We will use them to update the [experimental result section](https://github.com/vwxyzjn/cleanrl/blob/master/docs/rl-algorithms/ddpg.md#experiment-results) in the docs and replace the learning curves with the new ones. 


![](./rlops/docs-update.png)

### (Step 4) Update test cases

In CleanRL, we have end-to-end test cases that at least ensure the code can run without crashing. When applicable, you should update the test cases in `tests` and CI setting at [`.github/workflows/tests.yaml`](https://github.com/vwxyzjn/cleanrl/blob/master/.github/workflows/tests.yaml).



### (Step 5) Merge the PR

Finally, we can merge the PR.


## Checklist

Here is a checklist of the contribution process. See [:material-github: #331](https://github.com/vwxyzjn/cleanrl/pull/331/files) as an example for the list of deliverables.

- [ ] I've read the [CONTRIBUTION](https://docs.cleanrl.dev/contribution/) guide (**required**).
- [ ] I have ensured `pre-commit run --all-files` passes (**required**).
- [ ] I have updated the tests accordingly (if applicable).
- [ ] I have updated the documentation and previewed the changes via `mkdocs serve`.
    - [ ] I have explained note-worthy implementation details.
    - [ ] I have explained the logged metrics.
    - [ ] I have added links to the original paper and related papers.

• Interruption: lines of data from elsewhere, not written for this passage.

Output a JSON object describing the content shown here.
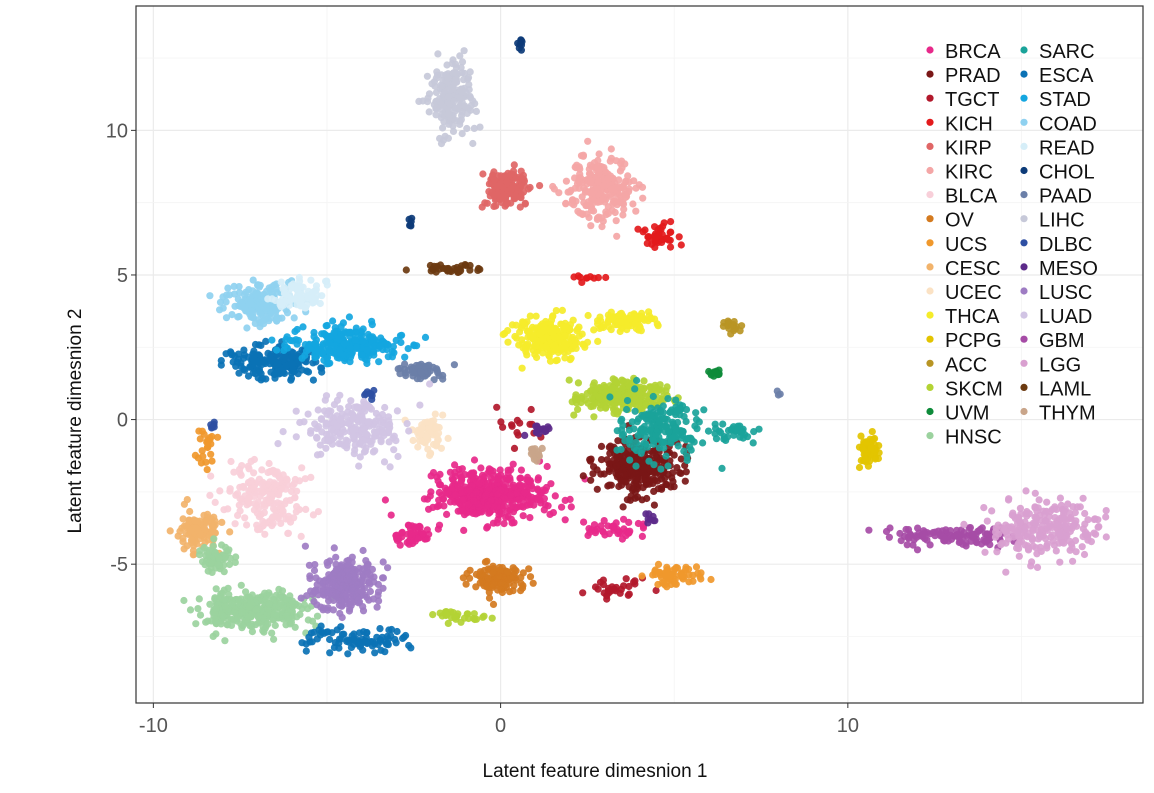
{
  "chart_data": {
    "type": "scatter",
    "xlabel": "Latent feature dimesnion 1",
    "ylabel": "Latent feature dimesnion 2",
    "xlim": [
      -10.5,
      18.5
    ],
    "ylim": [
      -9.8,
      14.3
    ],
    "x_ticks": [
      -10,
      0,
      10
    ],
    "y_ticks": [
      -5,
      0,
      5,
      10
    ],
    "x_tick_labels": [
      "-10",
      "0",
      "10"
    ],
    "y_tick_labels": [
      "-5",
      "0",
      "5",
      "10"
    ],
    "grid": true,
    "legend_position": "top-right",
    "series": [
      {
        "name": "BRCA",
        "color": "#e7298a",
        "clusters": [
          [
            -0.3,
            -2.6,
            1.4,
            0.8,
            450
          ],
          [
            -2.5,
            -4.0,
            0.4,
            0.4,
            50
          ],
          [
            3.2,
            -3.8,
            1.0,
            0.3,
            40
          ]
        ]
      },
      {
        "name": "PRAD",
        "color": "#7a1717",
        "clusters": [
          [
            4.0,
            -1.6,
            1.1,
            0.9,
            300
          ]
        ]
      },
      {
        "name": "TGCT",
        "color": "#b2182b",
        "clusters": [
          [
            3.2,
            -5.8,
            0.8,
            0.35,
            30
          ],
          [
            0.5,
            -0.2,
            0.5,
            0.5,
            15
          ]
        ]
      },
      {
        "name": "KICH",
        "color": "#e31a1c",
        "clusters": [
          [
            4.6,
            6.3,
            0.5,
            0.5,
            40
          ],
          [
            2.5,
            4.9,
            0.4,
            0.1,
            10
          ]
        ]
      },
      {
        "name": "KIRP",
        "color": "#e06666",
        "clusters": [
          [
            0.2,
            8.0,
            0.5,
            0.6,
            150
          ]
        ]
      },
      {
        "name": "KIRC",
        "color": "#f4a6a6",
        "clusters": [
          [
            2.9,
            8.0,
            0.9,
            1.0,
            250
          ]
        ]
      },
      {
        "name": "BLCA",
        "color": "#f8cfd9",
        "clusters": [
          [
            -6.7,
            -2.6,
            1.1,
            1.0,
            200
          ]
        ]
      },
      {
        "name": "OV",
        "color": "#d47a1f",
        "clusters": [
          [
            -0.1,
            -5.5,
            0.7,
            0.45,
            120
          ]
        ]
      },
      {
        "name": "UCS",
        "color": "#f0982c",
        "clusters": [
          [
            5.0,
            -5.4,
            0.9,
            0.4,
            60
          ],
          [
            -8.5,
            -1.0,
            0.3,
            0.6,
            25
          ]
        ]
      },
      {
        "name": "CESC",
        "color": "#f2b36b",
        "clusters": [
          [
            -8.7,
            -3.8,
            0.5,
            0.6,
            110
          ]
        ]
      },
      {
        "name": "UCEC",
        "color": "#fbe2c4",
        "clusters": [
          [
            -2.1,
            -0.5,
            0.4,
            0.6,
            70
          ]
        ]
      },
      {
        "name": "THCA",
        "color": "#f5ec2a",
        "clusters": [
          [
            1.4,
            2.8,
            0.9,
            0.6,
            250
          ],
          [
            3.7,
            3.4,
            0.9,
            0.3,
            90
          ]
        ]
      },
      {
        "name": "PCPG",
        "color": "#e3c400",
        "clusters": [
          [
            10.6,
            -1.1,
            0.3,
            0.4,
            60
          ]
        ]
      },
      {
        "name": "ACC",
        "color": "#b89524",
        "clusters": [
          [
            6.7,
            3.2,
            0.2,
            0.25,
            15
          ]
        ]
      },
      {
        "name": "SKCM",
        "color": "#b3d334",
        "clusters": [
          [
            3.6,
            0.8,
            1.1,
            0.5,
            250
          ],
          [
            -1.2,
            -6.8,
            0.6,
            0.2,
            30
          ]
        ]
      },
      {
        "name": "UVM",
        "color": "#0e8b3a",
        "clusters": [
          [
            6.2,
            1.6,
            0.2,
            0.15,
            15
          ]
        ]
      },
      {
        "name": "HNSC",
        "color": "#9bd29e",
        "clusters": [
          [
            -7.2,
            -6.6,
            1.5,
            0.6,
            350
          ],
          [
            -8.2,
            -4.8,
            0.5,
            0.4,
            60
          ]
        ]
      },
      {
        "name": "SARC",
        "color": "#1aa39a",
        "clusters": [
          [
            4.6,
            -0.3,
            1.2,
            0.9,
            180
          ],
          [
            6.8,
            -0.5,
            0.6,
            0.3,
            30
          ]
        ]
      },
      {
        "name": "ESCA",
        "color": "#0b72b5",
        "clusters": [
          [
            -6.5,
            2.0,
            1.3,
            0.5,
            200
          ],
          [
            -4.2,
            -7.6,
            1.4,
            0.4,
            90
          ]
        ]
      },
      {
        "name": "STAD",
        "color": "#14a6e0",
        "clusters": [
          [
            -4.5,
            2.6,
            1.4,
            0.6,
            260
          ]
        ]
      },
      {
        "name": "COAD",
        "color": "#8fd1f0",
        "clusters": [
          [
            -6.9,
            4.0,
            0.9,
            0.6,
            170
          ]
        ]
      },
      {
        "name": "READ",
        "color": "#d6eef8",
        "clusters": [
          [
            -5.8,
            4.3,
            0.7,
            0.5,
            80
          ]
        ]
      },
      {
        "name": "CHOL",
        "color": "#0d3b78",
        "clusters": [
          [
            0.6,
            13.0,
            0.1,
            0.2,
            8
          ],
          [
            -2.6,
            6.8,
            0.1,
            0.2,
            6
          ]
        ]
      },
      {
        "name": "PAAD",
        "color": "#6b7fa8",
        "clusters": [
          [
            -2.3,
            1.7,
            0.6,
            0.3,
            60
          ],
          [
            8.0,
            1.0,
            0.1,
            0.1,
            3
          ]
        ]
      },
      {
        "name": "LIHC",
        "color": "#c7c9d9",
        "clusters": [
          [
            -1.4,
            11.1,
            0.6,
            1.1,
            200
          ]
        ]
      },
      {
        "name": "DLBC",
        "color": "#2e4fa3",
        "clusters": [
          [
            -8.3,
            -0.2,
            0.1,
            0.15,
            6
          ],
          [
            -3.8,
            0.9,
            0.2,
            0.2,
            8
          ]
        ]
      },
      {
        "name": "MESO",
        "color": "#5c2a8a",
        "clusters": [
          [
            1.1,
            -0.4,
            0.3,
            0.2,
            15
          ],
          [
            4.3,
            -3.4,
            0.2,
            0.2,
            8
          ]
        ]
      },
      {
        "name": "LUSC",
        "color": "#9e7cc3",
        "clusters": [
          [
            -4.5,
            -5.7,
            0.9,
            0.8,
            250
          ]
        ]
      },
      {
        "name": "LUAD",
        "color": "#d1c4e4",
        "clusters": [
          [
            -4.2,
            -0.3,
            1.2,
            0.9,
            220
          ]
        ]
      },
      {
        "name": "GBM",
        "color": "#a64ca6",
        "clusters": [
          [
            13.2,
            -4.0,
            1.8,
            0.35,
            110
          ]
        ]
      },
      {
        "name": "LGG",
        "color": "#d9a0d0",
        "clusters": [
          [
            15.7,
            -3.8,
            1.3,
            0.9,
            230
          ]
        ]
      },
      {
        "name": "LAML",
        "color": "#6b3a10",
        "clusters": [
          [
            -1.3,
            5.2,
            0.9,
            0.15,
            35
          ]
        ]
      },
      {
        "name": "THYM",
        "color": "#c9a58a",
        "clusters": [
          [
            1.0,
            -1.2,
            0.2,
            0.25,
            15
          ]
        ]
      }
    ]
  }
}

If you need to run benchmark experiments for a performance-impacting changes:

- [ ] I have contacted @vwxyzjn to obtain access to the [openrlbenchmark W&B team](https://wandb.ai/openrlbenchmark).
- [ ] I have used the [benchmark utility](/get-started/benchmark-utility/) to submit the tracked experiments to the [openrlbenchmark/cleanrl](https://wandb.ai/openrlbenchmark/cleanrl) W&B project, optionally with `--capture-video`.
- [ ] I have performed RLops with `python -m openrlbenchmark.rlops`.
    - For new feature or bug fix:
        - [ ] I have used the RLops utility to understand the performance impact of the changes and confirmed there is no regression.
    - For new algorithm:
        - [ ] I have created a table comparing my results against those from reputable sources (i.e., the original paper or other reference implementation).
    - [ ] I have added the learning curves generated by the `python -m openrlbenchmark.rlops` utility to the documentation.
    - [ ] I have added links to the tracked experiments in W&B, generated by `python -m openrlbenchmark.rlops ....your_args... --report`,  to the documentation.